Ladies and gentlemen, word reaches me that Microsoft are being asses again.

This time, they’re holding up the W3C process by suddenly bringing up patent issues. The HTML5 spec is rapidly changing, and if Microsoft are going to stick with reviewing for patents instead of fully committing to the standard, saying “okay, we’re going to support this and license whatever patents we need to”, that’s their decision to make.

But what’s holding Microsoft back now is the <canvas> element, which has been in the spec for a while, which is reliably implemented in three browsers on all major platforms, which is probably the most stable part of the spec (on account of being widely implemented). And which was reviewed in the previous patent review when the charter was first accepted.

Thanks to Shawn Medero (working group member and personal friend) for alerting me again to their suspect practices. With luck, he’ll write something up with novelties like sourcing and shit.

Update: Shawn posted a detailed comment to this post which consist of his distilled thoughts, rather than my reactionary thoughts to his immediate reactions to an ongoing chat. As usual, I’m “calling things like I sees ‘em”, but you’ll probably find Shawn’s comment to be the more sober material.

Comments [+]

  1. Just to clarify my thoughts on this.

    <canvas> being out of scope of the HTML WG charter was brought up by Chris Wilson on Nov.10th 2007 at our face-to-face meeting in Boston.

    Then again today during our conference call and it was addressed in the post-call IRC discussion here:

    http://krijnhoetmer.nl/irc-logs/html-wg/20071116#l-561

    As you mention, <canvas> is rather well implemented (even on Windows) and probably the most interoperable part of the spec but that doesn’t necessarily mean it is in the scope of the charter.

    So… the charter:

    http://www.w3.org/2007/03/HTML-WG-charter.html#deliverables

    There are three deliverables that seem to cover:

    • Document Object Model (DOM) interfaces providing APIs for such a language.
    • Forms and common UI widgets such as progress bars, datagrids, menus, and other controls.
    • APIs for the manipulation of linked media.

    I think every major GUI toolkit has something like <canvas> (though they don’t have something as extreme as SVG)… so its inclusion here makes sense. HTML 5 does set out to clearly define all sorts of error handling for parsers but it also attempts to make it more of an application API.
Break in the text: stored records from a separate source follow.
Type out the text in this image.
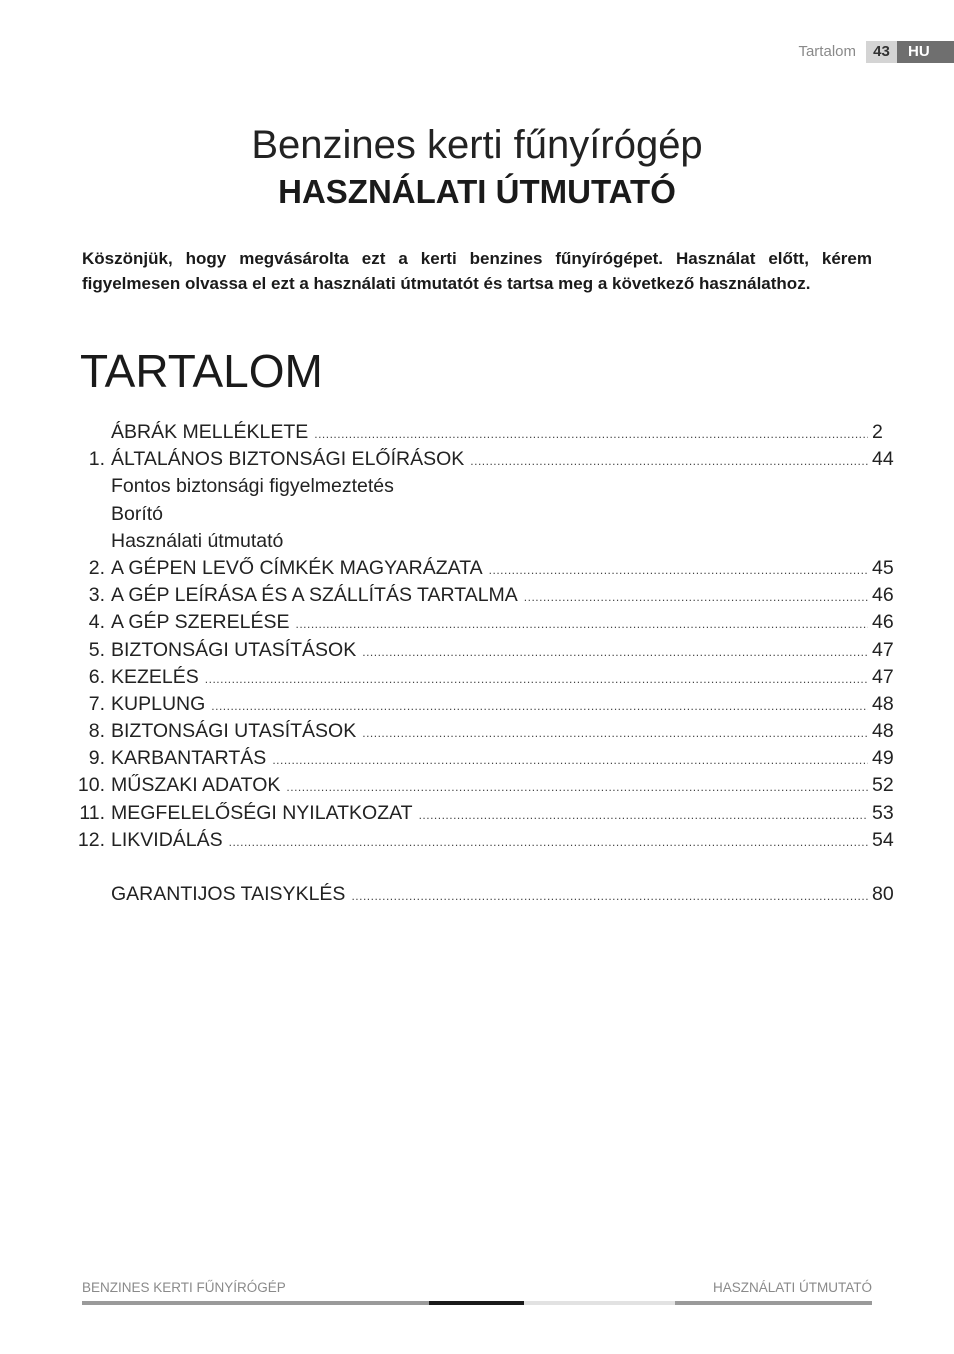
Tartalom	43	HU
Benzines kerti fűnyírógép
HASZNÁLATI ÚTMUTATÓ

Köszönjük, hogy megvásárolta ezt a kerti benzines fűnyírógépet. Használat előtt, kérem figyelmesen olvassa el ezt a használati útmutatót és tartsa meg a következő használathoz.

TARTALOM
ÁBRÁK MELLÉKLETE .....	2
1. ÁLTALÁNOS BIZTONSÁGI ELŐÍRÁSOK .....	44
Fontos biztonsági figyelmeztetés
Borító
Használati útmutató
2. A GÉPEN LEVŐ CÍMKÉK MAGYARÁZATA .....	45
3. A GÉP LEÍRÁSA ÉS A SZÁLLÍTÁS TARTALMA .....	46
4. A GÉP SZERELÉSE .....	46
5. BIZTONSÁGI UTASÍTÁSOK .....	47
6. KEZELÉS .....	47
7. KUPLUNG .....	48
8. BIZTONSÁGI UTASÍTÁSOK .....	48
9. KARBANTARTÁS .....	49
10. MŰSZAKI ADATOK .....	52
11. MEGFELELŐSÉGI NYILATKOZAT .....	53
12. LIKVIDÁLÁS .....	54
GARANTIJOS TAISYKLÉS .....	80
BENZINES KERTI FŰNYÍRÓGÉP	HASZNÁLATI ÚTMUTATÓ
    What I find ’suspect’:

    1. <canvas> was always going to be part of the HTML 5 inherited by the W3C’s HTML WG.
    2. Microsoft did a detailed spec review back in August but to my knowledge didn’t raise a serious objection to at that time. (There have been grumblings from various folks about but I don’t believe anything official from MS.)
    3. It is not like Chris Wilson works on the edges of this spec… he’s the program manager for Internet Explorer and a co-chair of our Working Group.

    On the flip-side, Chris has well stated that MS doesn’t view his co-chair position as the best use of his time:

    http://blogs.msdn.com/cwilso/archive/2007/01/10/you-me-and-the-w3c-aka-reinventing-html.aspx

    So who knows… I’m not accusing anyone nor do I have specific evidence to do so. Nor do I really want these things - I (and everyone else should) want Microsoft at the table of one the most important specs the W3C maintains. If you are Microsoft, given Eolas, you have to review review review the patent situations… it is just not clear to me how they didn’t do this already. And the timing stinks because we are just starting to gain momentum in the working group (with real world deliverables anyway…)

    By Shawn Medero · 2007.11.16 19:51

  2. It is also worth point out that I have nothing at stake with regards to lawsuits and the HTML 5 spec… so my observations should be taken with that context in mind. (I’m just an individual contributor and not representing a corporate entity at this time.)